I started my professional practice in chemical dependency. Now, many decades later, I find myself advocating for chronic pain patients just to get them the drugs they need to continue functioning.

More and more, they are erroneously considered “addicts” and being titrated down, cut off or given inadequate substitutes to what had been working well enough for them.
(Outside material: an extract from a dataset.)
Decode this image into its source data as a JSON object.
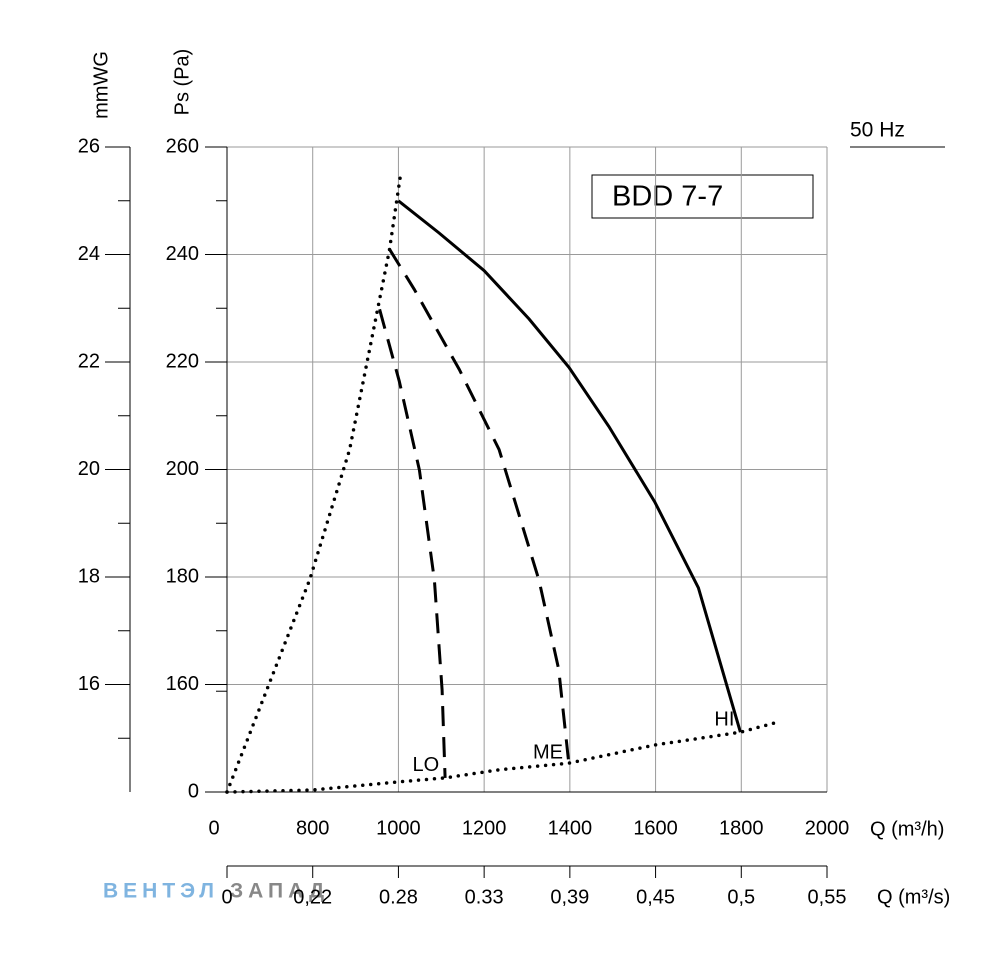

Most simply want to attend to their activities of daily living without being immobilized by pain. Many have worked hard to find a stable regimen that enables them to maintain some quality of life.

This current prescribing practice only contributes to our patients’ suffering versus offering relief. It infuriates me!

I’m not alone. More than 300 healthcare professionals sent a letter on March 6 to the Centers for Disease Control and Prevention (CDC) urging clarification on its 2016 opioid guideline. This group, Health Professionals for Patients in Pain (HP3), is concerned that the ongoing misapplication of it by physicians and insurers is harming pain patients, to the point of suicide.

Remember when we first learned about pain? Margo McCaffrey, MS, RN-BC, FAAN, a pioneer in the field of pain management taught us, "Pain is whatever the experiencing person says it is, existing whenever he says it does."

Time and time again, I’ve witnessed providers debate, diminish or deny it. Worse yet, snicker and label that patient “a drug abuser.”

Perhaps we’ve forgotten there’s a difference between tolerance, dependency, addiction and pseudo-addiction. Only one of these, addiction, is what the CDC is really trying to address with the opioid crisis. Those of us in hospice and palliative care know that patients who need opioids for medical reasons rarely become addicts.

I have watched a 73-year-old chronic pain patient go into withdrawals because her doctor would not give her the same prescription again. He substituted it with what he thought would work better for her even though she said it never had before. It took weeks to stabilize her after that unnecessary, traumatic event.

Moreover, an 87-year-old patient had to set up a special meeting with a behavioral psychologist in what amounted to a one-hour lecture accompanied by a handout listing 22 alternatives to medication therapy — most of which she had tried already — before she could get one Vicodin a day for intractable knee pain. She could barely hobble along with a cane and was not a candidate for knee replacement surgery.

Just recently, I had to wrangle with a doctor’s office buoyed up by the pharmacy manager right at my side to get an opioid prescription mishap rectified in time to obviate withdrawals in yet another elderly chronic pain patient.

From a consensus statement of the American Society for Pain Management Nursing and the American Pain Society:

“Health care professionals are obligated to comfort all patients and provide pain treatment to optimize patient comfort. The ethical principles of beneficence, nonmaleficence, justice, and autonomy underpin this obligation. Beneficence is defined as taking positive action to help others and the desire to do good; it is a core principle of patient advocacy. Nonmaleficence is defined as the duty to do no harm. Justice is defined as fair treatment of individuals and equitable allocation of healthcare resources. Autonomy is the rights of self-determination.”

CDC or otherwise, let’s apply these ethical principles as well as the goals of hospice and palliative care — to relieve suffering and improve quality life — to all our patients in all our practices. To help them instead of inadvertently harming them further.